If the officiating numbers in football are bad, they will get worse when high school football and basketball begin next month. Both of these sports have several matches each week.

“We won’t have enough officials to cover JV and varsity games for those sports,” Whatton says. “In about 80% of the games we scheduled for soccer last year, we were forced to use two-man crews instead of three-man crews. This is happening all over the state.”

It’s a dramatic change from previous decades, when prominent Tucson athletes such as Terry Francona and Ed Vosberg, both major-league baseball players, began working their way through the umpiring system.

“We were all clamoring for more work, more games,” says Whatton, a Flowing Wells High School graduate who began officiating 30 years ago. “Back then you were happy to come to work two games a week, and that was even the case with people like Terry Francona. Now you can work five days a week with freshman, JV and varsity games. The need is so critical.”

The two-year reduction and shutdown of games for COVID-19 became a big part of the problem.
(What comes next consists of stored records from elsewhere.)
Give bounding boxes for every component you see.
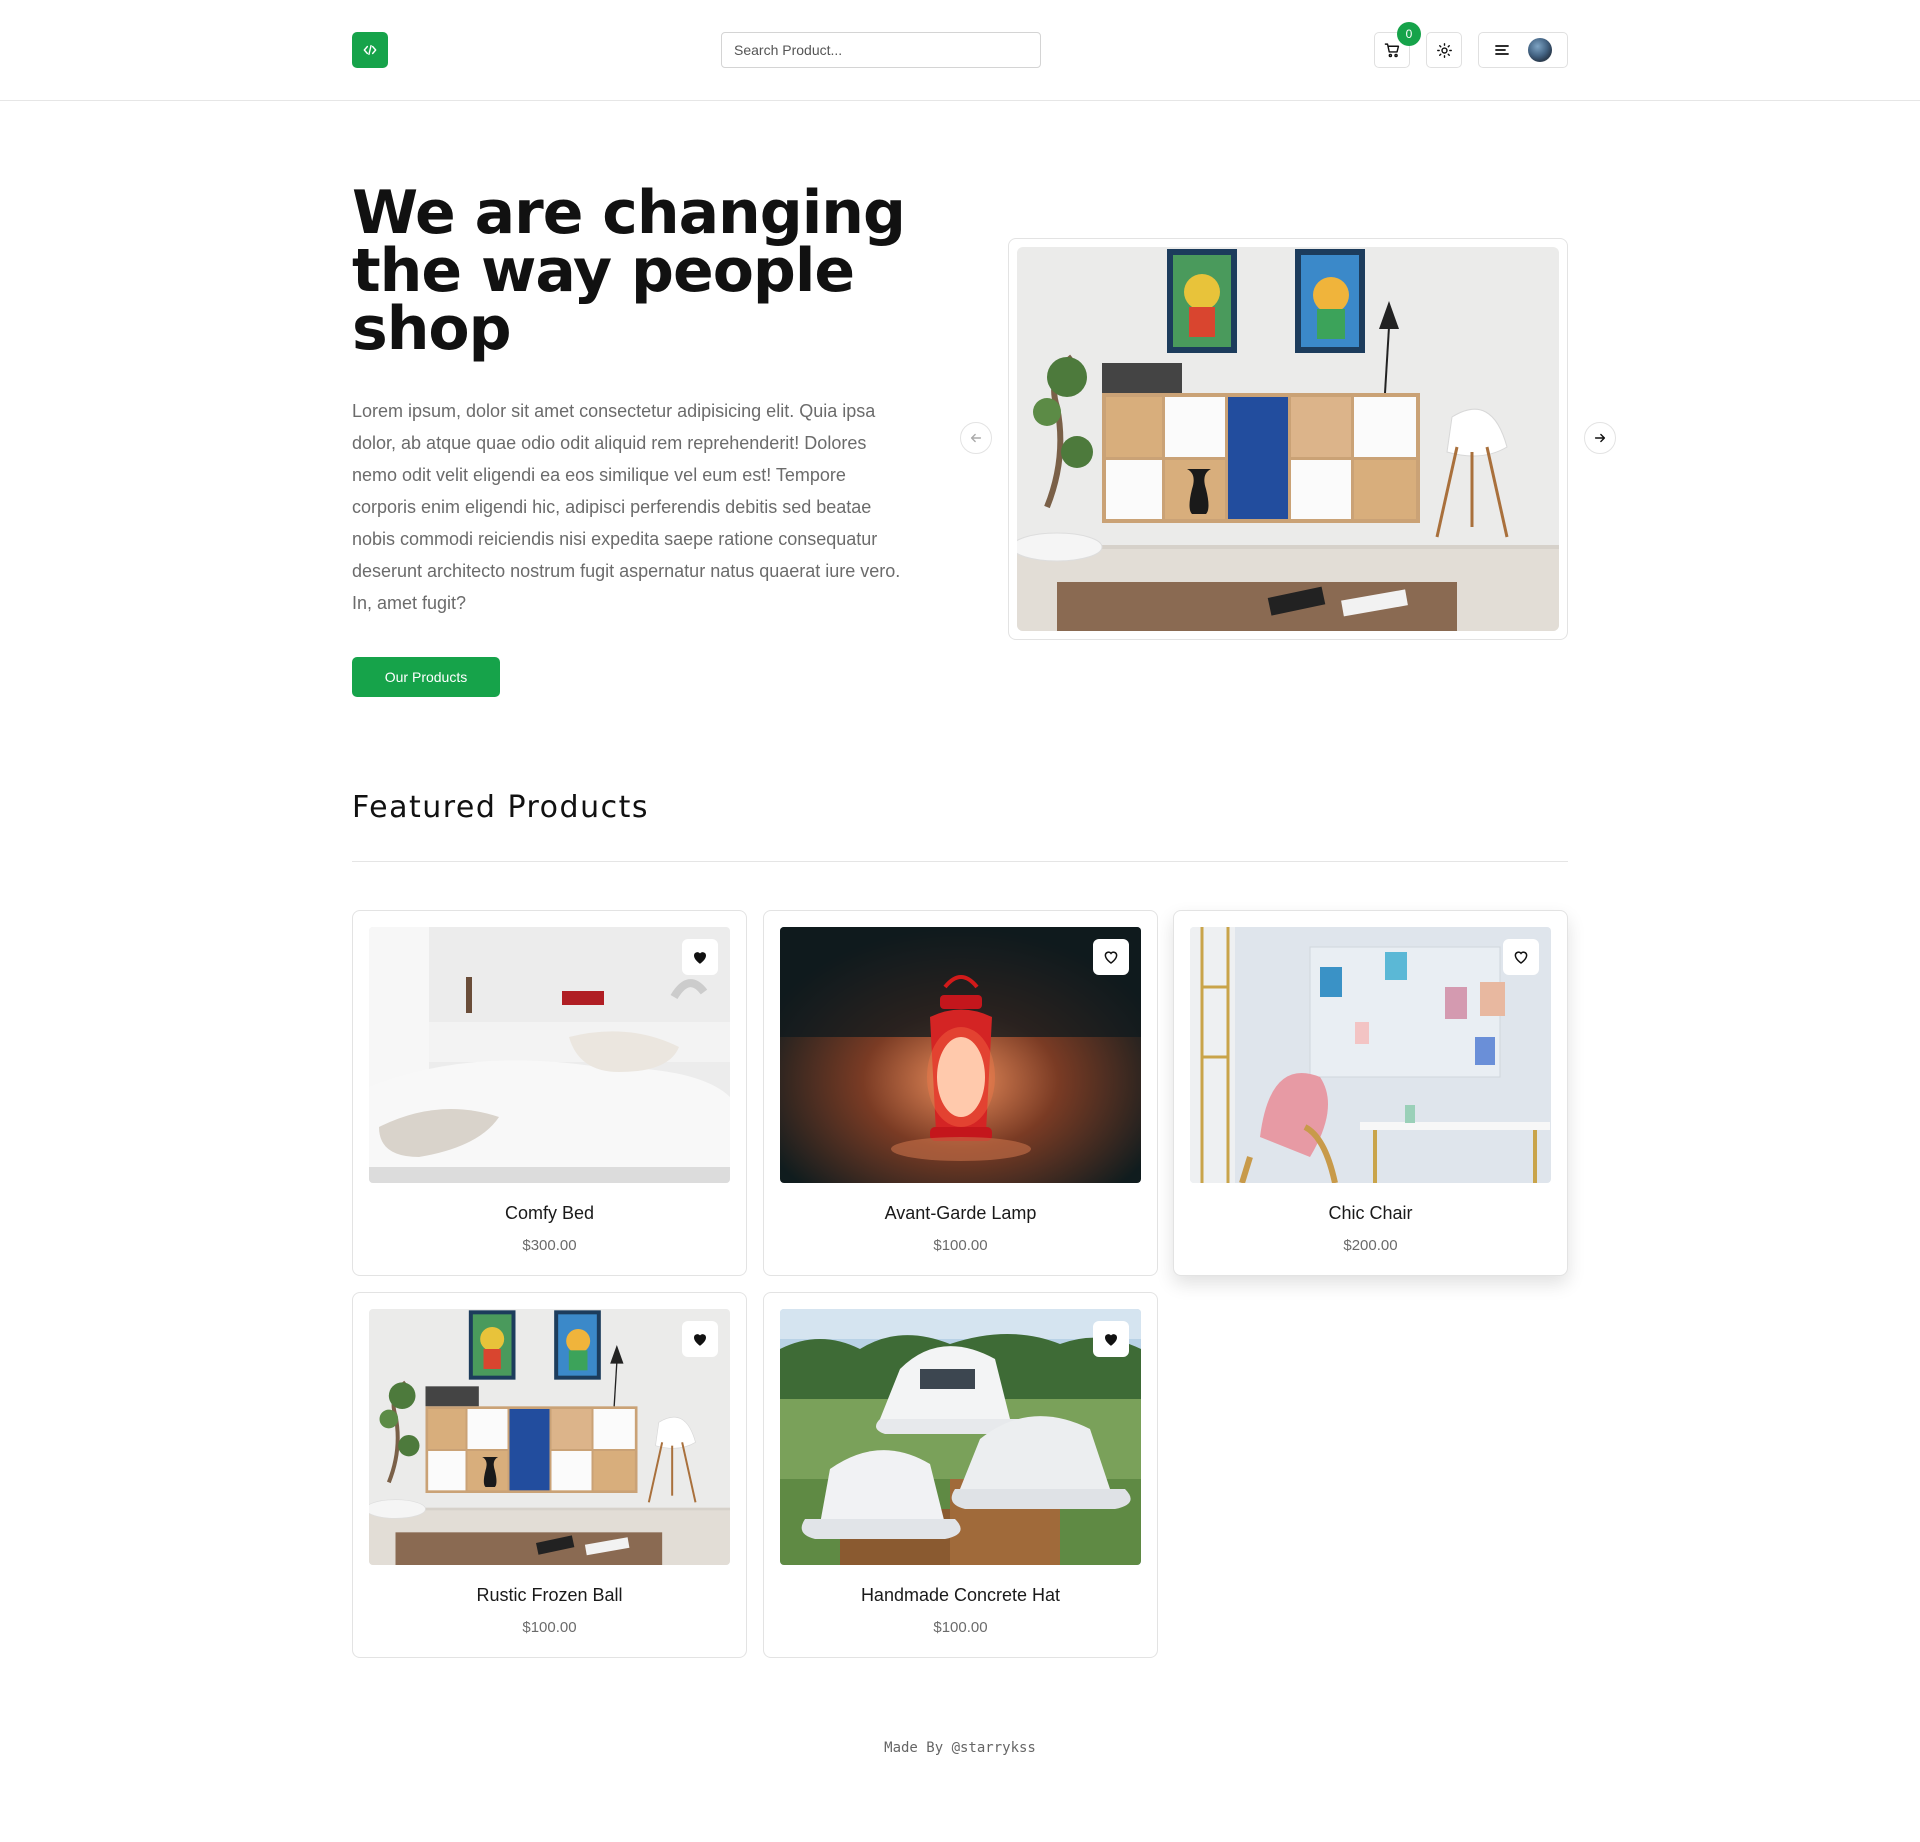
heart-filled-icon	[1105, 1334, 1117, 1346]
product-price: $100.00	[933, 1237, 988, 1254]
product-name[interactable]: Handmade Concrete Hat	[764, 1585, 1157, 1606]
carousel-next-button[interactable]	[1584, 422, 1616, 454]
product-card[interactable]: Rustic Frozen Ball $100.00	[352, 1292, 747, 1658]
product-card[interactable]: Comfy Bed $300.00	[352, 910, 747, 1276]
menu-lines-icon	[1495, 45, 1509, 55]
product-name[interactable]: Comfy Bed	[353, 1203, 746, 1224]
sun-icon	[1436, 42, 1452, 58]
product-price: $300.00	[522, 1237, 577, 1254]
product-price: $100.00	[933, 1619, 988, 1636]
our-products-button[interactable]: Our Products	[352, 657, 500, 697]
product-image	[1190, 927, 1551, 1183]
section-divider	[352, 861, 1568, 862]
featured-products-title: Featured Products	[352, 790, 649, 825]
product-image	[780, 1309, 1141, 1565]
arrow-right-icon	[1594, 433, 1606, 443]
carousel-image	[1017, 247, 1559, 631]
avatar	[1528, 38, 1552, 62]
heart-filled-icon	[694, 952, 706, 964]
carousel-prev-button[interactable]	[960, 422, 992, 454]
product-name[interactable]: Avant-Garde Lamp	[764, 1203, 1157, 1224]
user-menu-button[interactable]	[1478, 32, 1568, 68]
product-card[interactable]: Handmade Concrete Hat $100.00	[763, 1292, 1158, 1658]
theme-toggle-button[interactable]	[1426, 32, 1462, 68]
product-price: $100.00	[522, 1619, 577, 1636]
favorite-button[interactable]	[1503, 939, 1539, 975]
product-image	[369, 927, 730, 1183]
heart-outline-icon	[1514, 951, 1528, 964]
code-icon	[363, 44, 377, 56]
cart-icon	[1384, 42, 1399, 57]
footer-credit: Made By @starrykss	[884, 1740, 1036, 1756]
favorite-button[interactable]	[682, 939, 718, 975]
arrow-left-icon	[970, 433, 982, 443]
heart-filled-icon	[694, 1334, 706, 1346]
favorite-button[interactable]	[682, 1321, 718, 1357]
product-price: $200.00	[1343, 1237, 1398, 1254]
logo-button[interactable]	[352, 32, 388, 68]
product-card[interactable]: Avant-Garde Lamp $100.00	[763, 910, 1158, 1276]
hero-title: We are changing the way people shop	[352, 178, 906, 364]
favorite-button[interactable]	[1093, 939, 1129, 975]
product-name[interactable]: Rustic Frozen Ball	[353, 1585, 746, 1606]
product-card[interactable]: Chic Chair $200.00	[1173, 910, 1568, 1276]
hero-carousel	[1008, 238, 1568, 640]
heart-outline-icon	[1104, 951, 1118, 964]
favorite-button[interactable]	[1093, 1321, 1129, 1357]
product-image	[369, 1309, 730, 1565]
hero-description: Lorem ipsum, dolor sit amet consectetur …	[352, 401, 901, 613]
cart-count-badge: 0	[1397, 22, 1421, 46]
product-image	[780, 927, 1141, 1183]
search-input[interactable]	[721, 32, 1041, 68]
product-name[interactable]: Chic Chair	[1174, 1203, 1567, 1224]
navbar: 0	[0, 0, 1920, 101]
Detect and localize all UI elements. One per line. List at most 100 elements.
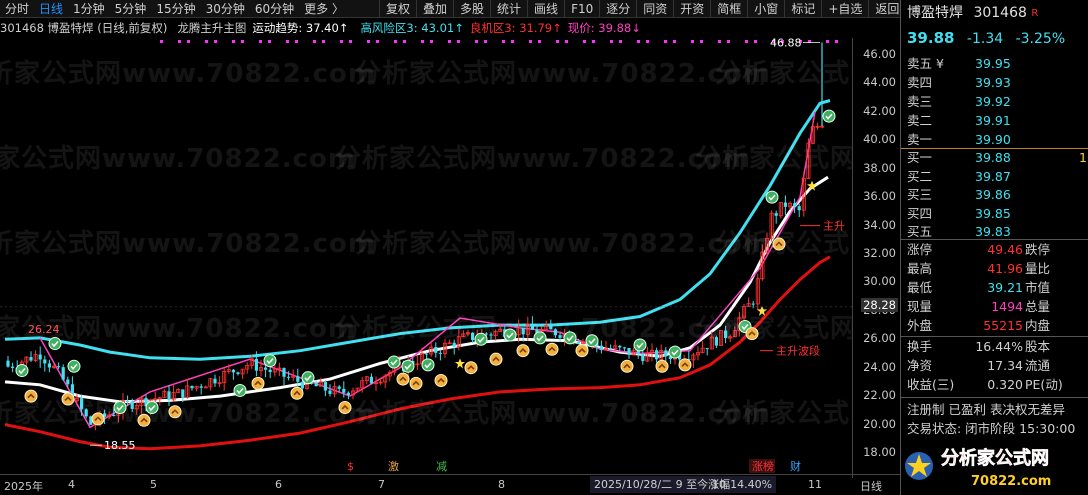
buy-signal-icon [301, 371, 315, 385]
signal-dot [529, 40, 532, 43]
signal-dot [394, 40, 397, 43]
period-tab[interactable]: 更多 〉 [299, 0, 349, 18]
candle-body [655, 350, 659, 360]
signal-dot [745, 40, 748, 43]
ask-price: 39.91 [975, 113, 1011, 128]
signal-dot [241, 40, 244, 43]
stat-label: 最低 [907, 280, 933, 295]
signal-dot [835, 40, 838, 43]
buy-signal-icon [233, 383, 247, 397]
candle-body [599, 345, 603, 350]
candle-body [530, 324, 534, 330]
kline-chart[interactable]: 46.88 26.24 18.55 主升主升波段 $ 激 减 涨榜 财 [0, 38, 900, 495]
sell-signal-icon [338, 401, 352, 415]
stat-label: 流通 [1025, 358, 1051, 373]
bid-row: 买四 39.85 [901, 204, 1088, 223]
sell-signal-icon [620, 359, 634, 373]
candle-body [84, 409, 88, 417]
candle-body [130, 401, 134, 409]
date-tick: 5 [150, 478, 157, 491]
buy-signal-icon [822, 109, 836, 123]
toolbar-button[interactable]: 画线 [527, 0, 564, 18]
stock-header: 博盈特焊 301468 R [901, 4, 1088, 23]
registration-info: 注册制 已盈利 表决权无差异 [907, 402, 1065, 417]
candle-body [618, 345, 622, 348]
bid-label: 买三 [907, 187, 933, 202]
toolbar-button[interactable]: 复权 [378, 0, 416, 18]
candle-body [181, 389, 185, 398]
price-tick: 44.00 [863, 75, 896, 90]
stat-row: 换手 16.44% 股本 [901, 337, 1088, 356]
period-tab[interactable]: 分时 [0, 0, 34, 18]
date-tick: 10 [712, 478, 726, 491]
sell-signal-icon [655, 359, 669, 373]
price-tick: 42.00 [863, 103, 896, 118]
toolbar-button[interactable]: 简框 [710, 0, 747, 18]
toolbar-button[interactable]: 同资 [636, 0, 673, 18]
price-line: 39.88 -1.34 -3.25% [901, 29, 1088, 48]
stat-label: 量比 [1025, 261, 1051, 276]
buy-signal-icon [113, 401, 127, 415]
buy-signal-icon [474, 332, 488, 346]
toolbar-button[interactable]: 叠加 [416, 0, 453, 18]
bid-label: 买二 [907, 168, 933, 184]
stat-label: 最高 [907, 261, 933, 276]
period-tab[interactable]: 1分钟 [68, 0, 110, 18]
period-tab[interactable]: 60分钟 [250, 0, 299, 18]
svg-text:70822.com: 70822.com [971, 474, 1051, 489]
candle-body [314, 382, 318, 387]
stat-value: 41.96 [987, 261, 1023, 276]
toolbar-button[interactable]: 小窗 [747, 0, 784, 18]
buy-signal-icon [533, 331, 547, 345]
stat-label: 现量 [907, 299, 933, 314]
bid-price: 39.88 [975, 150, 1011, 165]
ask-row: 卖三 39.92 [901, 92, 1088, 111]
stat-value: 16.44% [975, 339, 1023, 354]
toolbar-button[interactable]: F10 [564, 0, 599, 18]
stat-value: 55215 [983, 318, 1023, 333]
stat-value: 17.34 [987, 358, 1023, 373]
indicator-name[interactable]: 龙腾主升主图 [177, 20, 246, 36]
signal-dot [826, 40, 829, 43]
ask-label: 卖一 [907, 132, 933, 147]
signal-dot [565, 40, 568, 43]
buy-signal-icon [67, 359, 81, 373]
period-tab[interactable]: 5分钟 [110, 0, 152, 18]
bid-volume: 1 [1079, 150, 1087, 165]
toolbar-button[interactable]: 多股 [453, 0, 490, 18]
stat-row: 最低 39.21 市值 [901, 278, 1088, 297]
signal-dot [700, 40, 703, 43]
buy-signal-icon [765, 190, 779, 204]
brand-logo-graphic: 分析家公式网 70822.com [905, 447, 1051, 489]
signal-dot [421, 40, 424, 43]
candle-body [337, 386, 341, 389]
stock-chart-app: 分时 日线 1分钟 5分钟 15分钟 30分钟 60分钟 更多 〉 复权 叠加 多股 统计 画线 F10 逐… [0, 0, 1088, 495]
toolbar-button[interactable]: 标记 [784, 0, 821, 18]
price-tick: 46.00 [863, 47, 896, 61]
ask-price: 39.92 [975, 94, 1011, 109]
sell-signal-icon [745, 327, 759, 341]
buy-signal-icon [585, 334, 599, 348]
toolbar-button[interactable]: 逐分 [599, 0, 636, 18]
candle-body [425, 353, 429, 355]
toolbar-button[interactable]: 统计 [490, 0, 527, 18]
buy-signal-icon [48, 337, 62, 351]
signal-dot [259, 40, 262, 43]
signal-dot [403, 40, 406, 43]
period-tab[interactable]: 15分钟 [151, 0, 200, 18]
stat-label: 跌停 [1025, 242, 1051, 257]
period-tab[interactable]: 30分钟 [201, 0, 250, 18]
ask-price: 39.90 [975, 132, 1011, 147]
signal-dot [637, 40, 640, 43]
signal-dot [232, 40, 235, 43]
signal-dot [187, 40, 190, 43]
candle-body [11, 366, 15, 368]
stat-label: 净资 [907, 358, 933, 373]
candle-body [47, 363, 51, 368]
toolbar-button[interactable]: 开资 [673, 0, 710, 18]
price-tick: 32.00 [863, 246, 896, 260]
period-tab[interactable]: 日线 [34, 0, 68, 18]
signal-dot [691, 40, 694, 43]
toolbar-button[interactable]: +自选 [821, 0, 868, 18]
signal-dot [322, 40, 325, 43]
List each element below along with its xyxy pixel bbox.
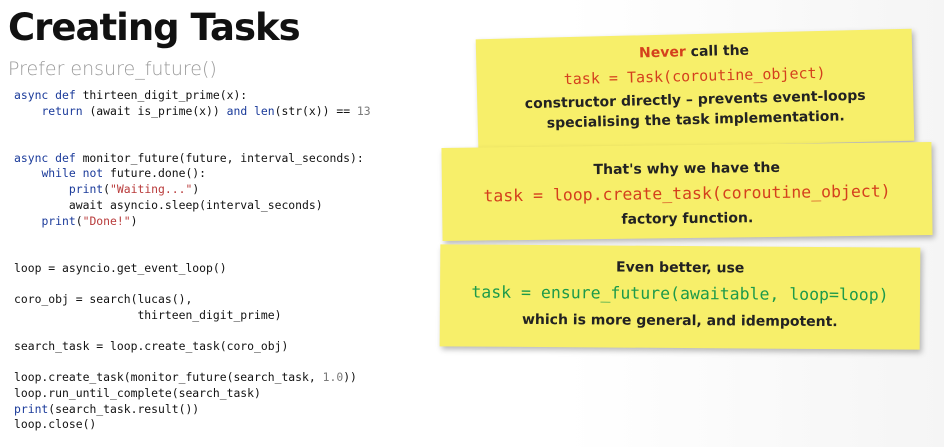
code-line: ​ xyxy=(14,323,371,339)
code-line: while not future.done(): xyxy=(41,166,207,181)
code-line: ​ xyxy=(14,229,371,245)
code-line: loop = asyncio.get_event_loop() xyxy=(14,260,227,275)
code-line: ​ xyxy=(14,355,371,371)
slide-title: Creating Tasks xyxy=(8,6,301,49)
code-line: ​ xyxy=(14,119,371,135)
code-line: thirteen_digit_prime) xyxy=(14,307,282,322)
code-line: search_task = loop.create_task(coro_obj) xyxy=(14,339,289,353)
sticky-note-create-task: That's why we have the task = loop.creat… xyxy=(441,142,933,241)
code-line: loop.create_task(monitor_future(search_t… xyxy=(14,370,357,385)
note2-line1: That's why we have the xyxy=(593,159,781,179)
code-block: async def thirteen_digit_prime(x): retur… xyxy=(14,88,371,433)
code-line: await asyncio.sleep(interval_seconds) xyxy=(14,197,323,212)
note1-code: task = Task(coroutine_object) xyxy=(563,63,826,89)
slide: Creating Tasks Prefer ensure_future() as… xyxy=(0,0,944,447)
note3-line3: which is more general, and idempotent. xyxy=(521,311,838,331)
code-line: coro_obj = search(lucas(), xyxy=(14,291,193,306)
note3-code: task = ensure_future(awaitable, loop=loo… xyxy=(471,282,889,305)
sticky-note-never-call: Never call the task = Task(coroutine_obj… xyxy=(475,28,915,152)
code-line: print(search_task.result()) xyxy=(14,401,200,416)
code-line: print("Done!") xyxy=(41,213,138,228)
code-line: ​ xyxy=(14,135,371,151)
note3-line1: Even better, use xyxy=(616,259,745,277)
note2-line3: factory function. xyxy=(621,210,754,228)
code-line: ​ xyxy=(14,276,371,292)
note1-line1: Never call the xyxy=(476,39,912,66)
code-line: print("Waiting...") xyxy=(68,182,200,197)
code-line: return (await is_prime(x)) and len(str(x… xyxy=(41,103,371,118)
code-line: async def monitor_future(future, interva… xyxy=(14,150,364,165)
code-line: loop.run_until_complete(search_task) xyxy=(14,386,261,401)
note2-code: task = loop.create_task(coroutine_object… xyxy=(483,181,891,206)
code-line: loop.close() xyxy=(14,417,97,432)
code-line: async def thirteen_digit_prime(x): xyxy=(14,88,248,102)
code-line: ​ xyxy=(14,245,371,261)
sticky-note-ensure-future: Even better, use task = ensure_future(aw… xyxy=(439,244,921,350)
slide-subtitle: Prefer ensure_future() xyxy=(8,58,217,80)
note1-call-the: call the xyxy=(685,42,750,61)
note1-never: Never xyxy=(638,44,687,62)
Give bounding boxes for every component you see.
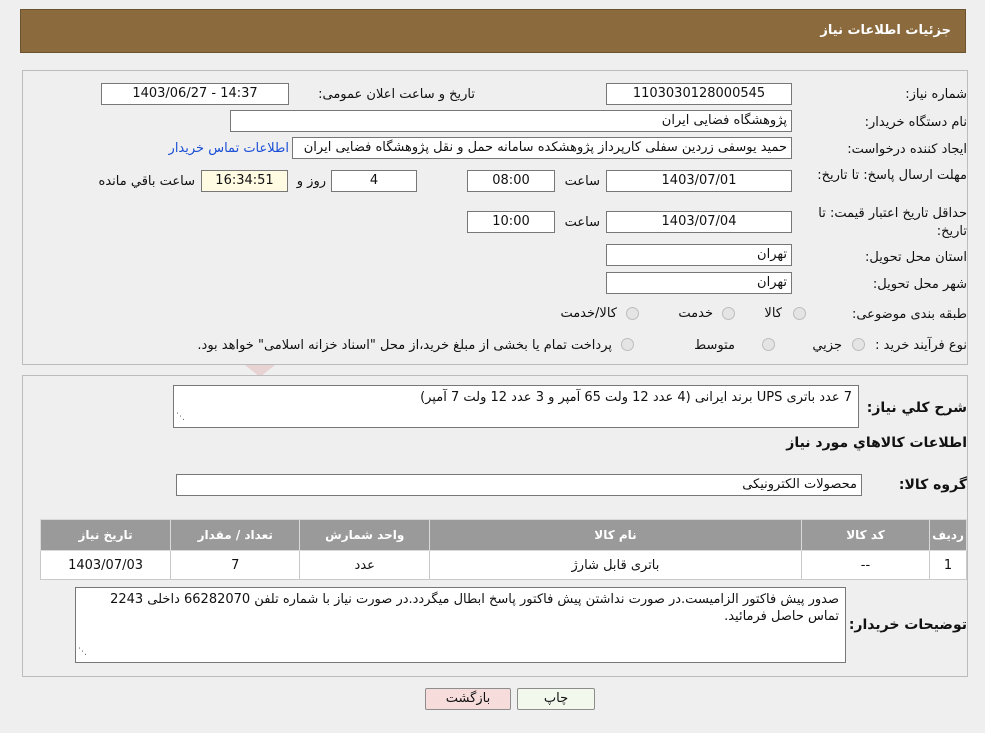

For whatever reason, many Tucson officials did not return to the AIA system after the 2019 and 2020 high school seasons.

Tucson has maintained its excellence in service for nearly 100 years. The list of famous Tucson officials began in 1926, when UA quarterback Button Salmon’s backup, Ralph Deal, embraced the profession and became one of the leading officiating figures in Arizona and the Southwest for 40 years.

Deal sparked an impressive procession of Pima County Sports Hall of Fame officials such as Bud Grainger, Gordon Overstreet, Don Moore, Dean Metz, Jim Markert, Pat Flood, Ed Hochuli, Bobby Rauh, Boyd Baker, Jim Fogltance, Bob Scofield and Rastatter.

It seemed Tucson was forever destined to be one of America’s leading cities for high school athletic directors.

“Another problem is that the new people we get are rushed to university assignments,” Whatton says. “Typically, it takes at least two years of working freshman and JV games before you can put someone in a varsity game. Now, because the numbers are so far down, we’re putting too many new officials into varsity situations before they’re properly trained. The sport himself suffers.”

Whatton and the AIA are busy recruiting younger officials. The AIA website has a page it labels “Become Official” that explains the process for doing so. Those who have recently graduated from upper secondary school are not charged a registration fee. Locally, Amphitheater High School athletic director David Humpreys recently recruited 16 former Panthers athletes to become starters.

“What I tell the younger, potential servicemen is that you can make more money in less time as a serviceman than you can working at Starbucks or McDonalds,” Whatton said. “My feeling is if we can get them for three years, they’ll be hooked.”